Dorothy again. Bare, open, exposed. “He put his disease in me” she repeats, much to the disgust of Sandy and the utter shock of her mother. She reminds us all of her motherfucking, of her seduction power over Jeffrey, over Frank. Like petty, teenager, girl-on-girl drama, Dorothy wants ownership of Jeffrey that does not belong to Sandy. And Lynch makes us give her at least part of it—after all, we just came from the typical boy-takes-girl-to-dance scene, the normal climax in the cheesy, romantic movie. Yet Lynch flips it to be one of most non-exciting events. We startle ourselves of how unamused we are by the goo-goo gah-gah make out of Jeffrey and Sandy. Sweet flirty girl gets with somewhat mysterious but in the end heroic boy. Overdone, overplayed. Instead, though unearthly, brutal and often times repulsive, the dark taint and violence of Dorothy is what draws us uncomfortably closer.
In and out, in and out, oscillating between light and dark, the plot barrels forward, both coming together and disintegrating. The bad guys are good guys are bad guys, two dead men are set up in a room like fine art, and a murderer gets murdered.
It’s a strange world, indeed.
But “it’s all over” Detective Williams tells Jeffrey, beckoning him out of the closet for the last time. Innocence stripped long before, Jeffrey’s leaving the closet this time is not his entering into the hidden underbelly but his exit from it. Ethereal, choir-esque music pervades the last five minutes of the film and it really does feel all over. The bad man is dead, the mother is reunited with her son, the good guy gets the good girl. The happy music plays, the robins come. What more could we want? Yet we are disturbed—not because it was far too dark but because it is far too bright.
. . .
And we are through to the other side, backing out of Jeffrey’s ear and back into the façade of white picket fences, red roses and smiling neighbors. A sigh of relief? Blue Velvet takes place between two ears. All inside our heads, perhaps, after all. Or maybe, simply in one ear and out the other, the illusion of sanity maintained.
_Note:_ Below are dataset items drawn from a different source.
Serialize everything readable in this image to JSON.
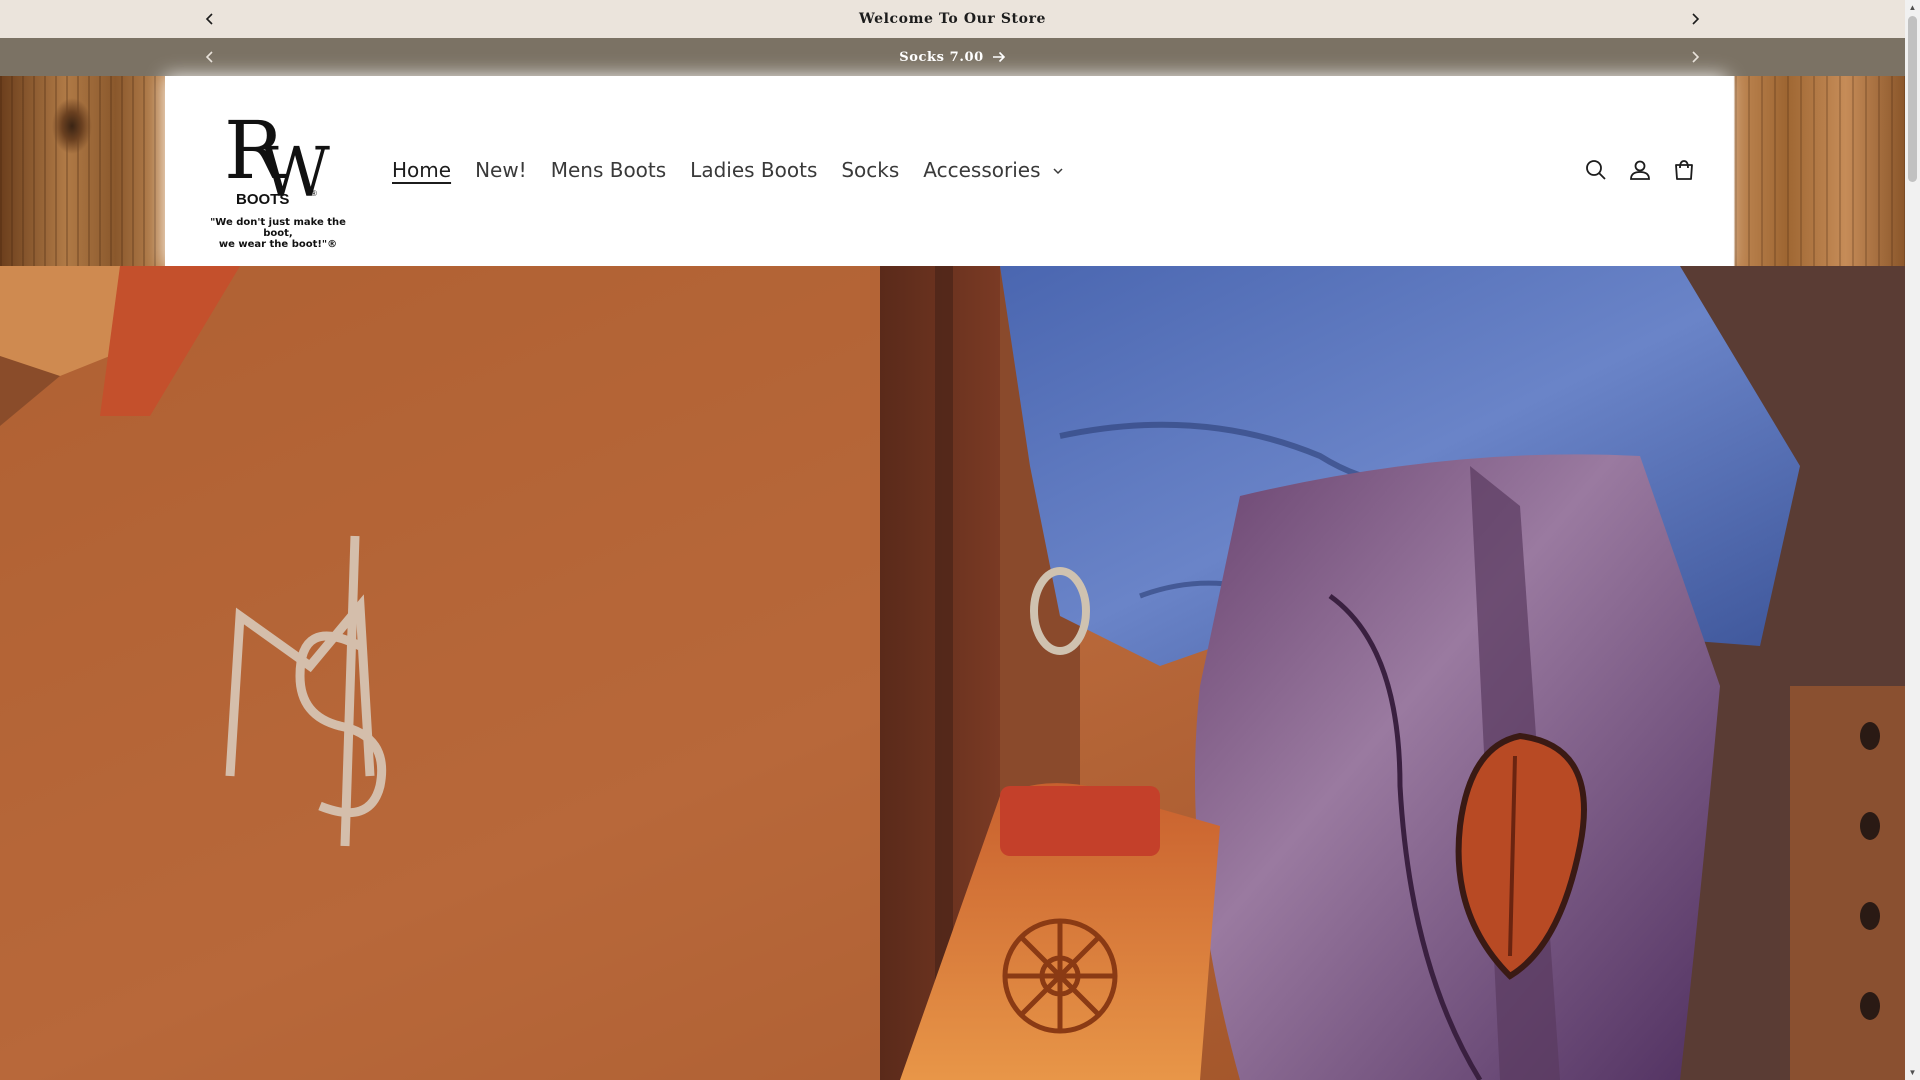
{
  "announcements": [
    {
      "text": "Welcome To Our Store"
    },
    {
      "text": "Socks 7.00"
    }
  ],
  "logo": {
    "letters": "RW",
    "wordmark": "BOOTS",
    "registered": "®",
    "tagline_line1": "\"We don't just make the boot,",
    "tagline_line2": "we wear the boot!\"®"
  },
  "nav": {
    "items": [
      {
        "label": "Home",
        "active": true
      },
      {
        "label": "New!"
      },
      {
        "label": "Mens Boots"
      },
      {
        "label": "Ladies Boots"
      },
      {
        "label": "Socks"
      },
      {
        "label": "Accessories",
        "dropdown": true
      }
    ]
  },
  "header_icons": [
    "search-icon",
    "account-icon",
    "cart-icon"
  ],
  "colors": {
    "announcement_bar_1": "#ebe4dc",
    "announcement_bar_2": "#7b7264",
    "text_dark": "#1c1c1c"
  }
}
But we cannot ignore the exhilaration of the film. I close my eyes to the screen and feel blue velvet under my skin—she put her disease in me. And like Jeffrey, we are left with the small seed of nagging thought:
It’s too bad that all these things
Can only happen in my dreams
Only in dreams, in beautiful dreams
[1] Certainly non-coincidental that Dorothy’s apartment number, 710, is the stoner term for marijuana concentrates. Upside down and backwards, it spells OIL—smooth, silky, in the same family as velvet. And upside down and backwards is exactly where we are, after all
[2] A mother who fucks
[3] One who fucks a mother
[4] Referring to both types of female lips
[5] One who fucks a mother, not in the sexual sense, but in a ruin or damaging sense. Ruining the mother’s image, damaging the suburban persona
[6] The kind that is the expletive, the vulgar North American slang for that guy, like Mike, who really just pisses you off
Kristi Gambuti is an undergraduate student at Duke University studying Psychology and English.